Холодный пот выступил у рыцаря между лопаток. Тут бы знамение Господне сотворить, да не абы как, а трижды, и молитву прочесть при этом, но оружие бросать тоже боязно. Что там писал архиепископ Абдониуш? Годится сталь против вомперов или нужно было в свое время серебряным оружием обзавестись?

– Что ты глаза выпучил, рыцарь Годимир? – Зеленокожая легко соскочила с сундука. Словно по волшебству перенеслась из одного места в другое.

– Не приближайся!

– А ты все-таки боишься, рыцарь Годимир… – Она сделала всего один шаг в его сторону. Оказалось, что волосы ниспадают не до пола, а всего лишь до колена. Когда незнакомка шагнула, то взгляду рыцаря открылось бедро, которое при других обстоятельствах могло бы навести на совершенно иные мысли.

– Не приближайся, – твердо повторил Годимир. – Ты не ответила. Кто ты? Вомпер? Суккуб? Другая нечисть?

– Я не знаю таких слов, – покачала она головой. – А что до нечисти… Сегодня утром я купалась в Щаре. И делаю это, в отличие от вас, людей, каждый день.

– Ты не поняла… – Годимир несколько смутился. – Когда я говорил про нечисть…

– Я все поняла! – Зеленокожая рассмеялась. – Вы, люди, зовете так живых существ, о которых думаете, что их создал не ваш Господь. Правильно?

– Ну да.

– Тогда я – не нечисть. Когда-то я была человеком… Как давно! – Она сморщила носик. – Как видишь, обстоятельства иногда меняют слишком сильно. А еще вы используете слова нелюдь и нежить.
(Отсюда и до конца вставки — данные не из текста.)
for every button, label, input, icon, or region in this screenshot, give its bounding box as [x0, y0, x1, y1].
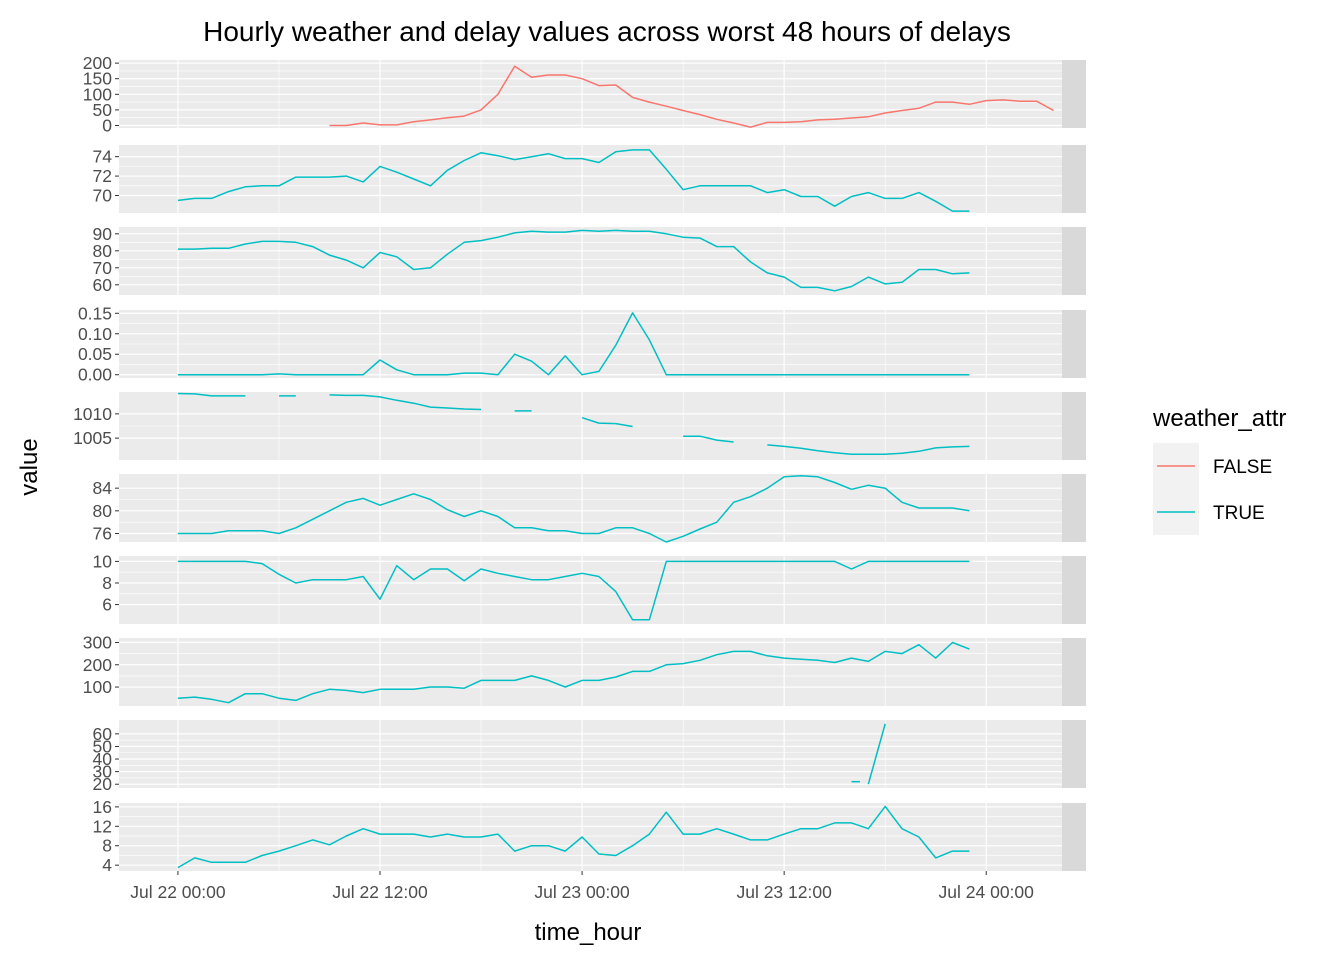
- x-tick-label: Jul 22 00:00: [130, 882, 226, 902]
- legend-title: weather_attr: [1152, 405, 1286, 432]
- y-tick-label: 6: [102, 595, 112, 615]
- facet-panel-7: 6810visib: [93, 551, 1086, 624]
- y-tick-label: 100: [83, 677, 112, 697]
- x-tick-label: Jul 24 00:00: [939, 882, 1035, 902]
- facet-panel-1: 050100150200n_ArrD: [83, 53, 1086, 136]
- y-tick-label: 40: [93, 749, 113, 769]
- y-tick-label: 300: [83, 632, 112, 652]
- y-tick-label: 60: [93, 275, 113, 295]
- y-tick-label: 60: [93, 724, 113, 744]
- x-tick-label: Jul 23 00:00: [534, 882, 630, 902]
- facet-strip: [1062, 638, 1086, 706]
- y-tick-label: 0.05: [78, 344, 112, 364]
- y-tick-label: 12: [93, 816, 112, 836]
- y-tick-label: 200: [83, 53, 112, 73]
- y-tick-label: 16: [93, 797, 112, 817]
- y-tick-label: 50: [93, 100, 113, 120]
- facet-strip: [1062, 145, 1086, 213]
- legend-label-true: TRUE: [1213, 503, 1265, 524]
- y-tick-label: 0.10: [78, 324, 112, 344]
- facet-panel-10: 481216d_spe: [93, 797, 1086, 875]
- facet-strip: [1062, 392, 1086, 460]
- series-line-true: [867, 723, 886, 785]
- facet-strip: [1062, 803, 1086, 871]
- y-tick-label: 90: [93, 224, 113, 244]
- facet-strip: [1062, 474, 1086, 542]
- y-tick-label: 50: [93, 736, 113, 756]
- panel-background: [119, 720, 1062, 788]
- y-tick-label: 200: [83, 655, 112, 675]
- y-tick-label: 8: [102, 836, 112, 856]
- series-line-true: [177, 149, 970, 212]
- facet-strip: [1062, 556, 1086, 624]
- legend: weather_attr FALSE TRUE: [1152, 405, 1286, 535]
- x-tick-label: Jul 23 12:00: [736, 882, 832, 902]
- series-line-true: [177, 392, 246, 397]
- y-tick-label: 80: [93, 241, 113, 261]
- facet-panel-4: 0.000.050.100.15precip: [78, 303, 1086, 385]
- y-tick-label: 84: [93, 478, 113, 498]
- y-tick-label: 1010: [73, 404, 112, 424]
- panel-background: [119, 474, 1062, 542]
- y-tick-label: 8: [102, 573, 112, 593]
- x-tick-label: Jul 22 12:00: [332, 882, 428, 902]
- facet-panels: 050100150200n_ArrD707274dewp60708090humi…: [73, 53, 1086, 875]
- y-tick-label: 1005: [73, 428, 112, 448]
- y-tick-label: 74: [93, 147, 113, 167]
- facet-strip: [1062, 720, 1086, 788]
- y-tick-label: 76: [93, 524, 112, 544]
- x-axis: Jul 22 00:00 Jul 22 12:00 Jul 23 00:00 Jul …: [130, 871, 1034, 902]
- panel-background: [119, 145, 1062, 213]
- series-line-true: [177, 805, 970, 869]
- y-tick-label: 150: [83, 69, 112, 89]
- panel-background: [119, 638, 1062, 706]
- series-line-true: [329, 394, 482, 411]
- series-line-true: [767, 444, 970, 455]
- series-line-true: [177, 312, 970, 376]
- series-line-true: [177, 474, 970, 543]
- facet-strip: [1062, 227, 1086, 295]
- y-tick-label: 30: [93, 762, 113, 782]
- series-line-true: [683, 435, 734, 443]
- facet-panel-2: 707274dewp: [93, 145, 1086, 213]
- y-tick-label: 80: [93, 501, 113, 521]
- y-tick-label: 10: [93, 551, 113, 571]
- y-axis-title: value: [16, 438, 43, 495]
- y-tick-label: 20: [93, 774, 113, 794]
- x-axis-title: time_hour: [535, 919, 642, 946]
- y-tick-label: 72: [93, 166, 112, 186]
- series-line-true: [177, 641, 970, 704]
- chart-title: Hourly weather and delay values across w…: [203, 16, 1011, 47]
- panel-background: [119, 556, 1062, 624]
- panel-background: [119, 803, 1062, 871]
- legend-label-false: FALSE: [1213, 457, 1272, 478]
- y-tick-label: 4: [102, 855, 112, 875]
- facet-panel-9: 2030405060ind_gu: [93, 720, 1086, 794]
- facet-panel-5: 10051010ressur: [73, 392, 1086, 460]
- facet-strip: [1062, 310, 1086, 378]
- y-tick-label: 0.15: [78, 303, 112, 323]
- y-tick-label: 70: [93, 186, 113, 206]
- facet-panel-8: 100200300vind_di: [83, 632, 1086, 706]
- y-tick-label: 70: [93, 258, 113, 278]
- y-tick-label: 0.00: [78, 365, 112, 385]
- panel-background: [119, 227, 1062, 295]
- series-line-false: [329, 65, 1054, 128]
- y-tick-label: 100: [83, 84, 112, 104]
- facet-panel-6: 768084temp: [93, 474, 1086, 544]
- series-line-true: [177, 560, 970, 621]
- y-tick-label: 0: [102, 116, 112, 136]
- series-line-true: [581, 416, 633, 428]
- facet-panel-3: 60708090humid: [93, 224, 1086, 295]
- series-line-true: [177, 229, 970, 292]
- facet-strip: [1062, 60, 1086, 128]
Правильно?

– Ну…

– Используете для обозначения таких, как я. Или Мохнопятик.

– Кто?

– Мой помощник. – Она вздернула верхнюю губу, забавно выставив вперед резцы, пошевелила ноздрями, словно принюхиваясь.

Годимир узнал и едва не рассмеялся. Бобер-переросток – или крыса-великан – из недавнего сна.

– А он тоже… тоже не живой?

– Нет. Живой. Просто они живут очень долго. Я отбила его детенышем у горных людоедов. Вылечила, выходила. – Неожиданно рыцарь заметил, что стоит его собеседница, уже почти вплотную упираясь грудью в острие меча.

– Он острый, – тихо проговорил рыцарь, имея в виду клинок.

– Ну и что?

– Ты не боишься порезаться?

– Я боюсь скуки. – Незнакомка легко провела пальцем по поверхности меча. – Жжется. Сталь. Не люблю сталь.

– Я думал: вы не любите серебра.

– Кто – «вы»?

– Вомперы.

– Чудак. Опять это слово. Объясни.

– Вернись, где была.

– Боишься?

– Нет. Просто мне так спокойнее.

Она рассмеялась, словно зазвенел колокольчик. Доверчиво обернулась спиной – вот соблазн ткнуть мечом под лопатку и поглядеть, действительно ли она бессмертна. То есть, не живая. Вернулась на сундук Олешека, но устроилась уже полулежа. Одну ногу согнула в колене, а другую вытянула, как кошка хвост. Нарочито зевнула:

– Так тебя устроит?

– Устроит.

– Тогда рассказывай. Что за вомперы и почему ты меня называешь этим словом?

– Вомперы? Ну, вомперы… Архиепископ Абдониуш относит к ним умерших и оживленных злым чародейством людей. В особенности тех, кто при жизни не чтил заповедей Господа нашего, Пресветлого и Всеблагого… – Краем сознания Годимир отметил, что упоминание Господа никак не подействовало на гостью. Это само по себе уже противоречило дальнейшим выкладкам почтенного архиепископа, который писал о необходимости борьбы с нечистью посредством молитв, знамения и святой воды. Поэтому он откашлялся и продолжил: – А вот магистр Родрик из Мариенберга упоминает, что днем вомперы лежат в могилах, ибо страх как боятся солнечных лучей, зато ночью выбираются на свободу и пьют кровь людей. Также, по многочисленным свидетельствам записал магистр Родрик, что вомперы отличаются неумеренным любострастием и, очаровывая людей, к противоестественному соитию их побуждают. Те из них, что к мужчинам приходят, именуются суккубами, а к женщинам – инкубами. После совокупления же с суккубом либо инкубом, человек становится бледен и задумчив, ни о чем ином более помышлять не может, ждет не дождется новой встречи с искусителем, а после и вовсе сгорает, тает, словно свеча.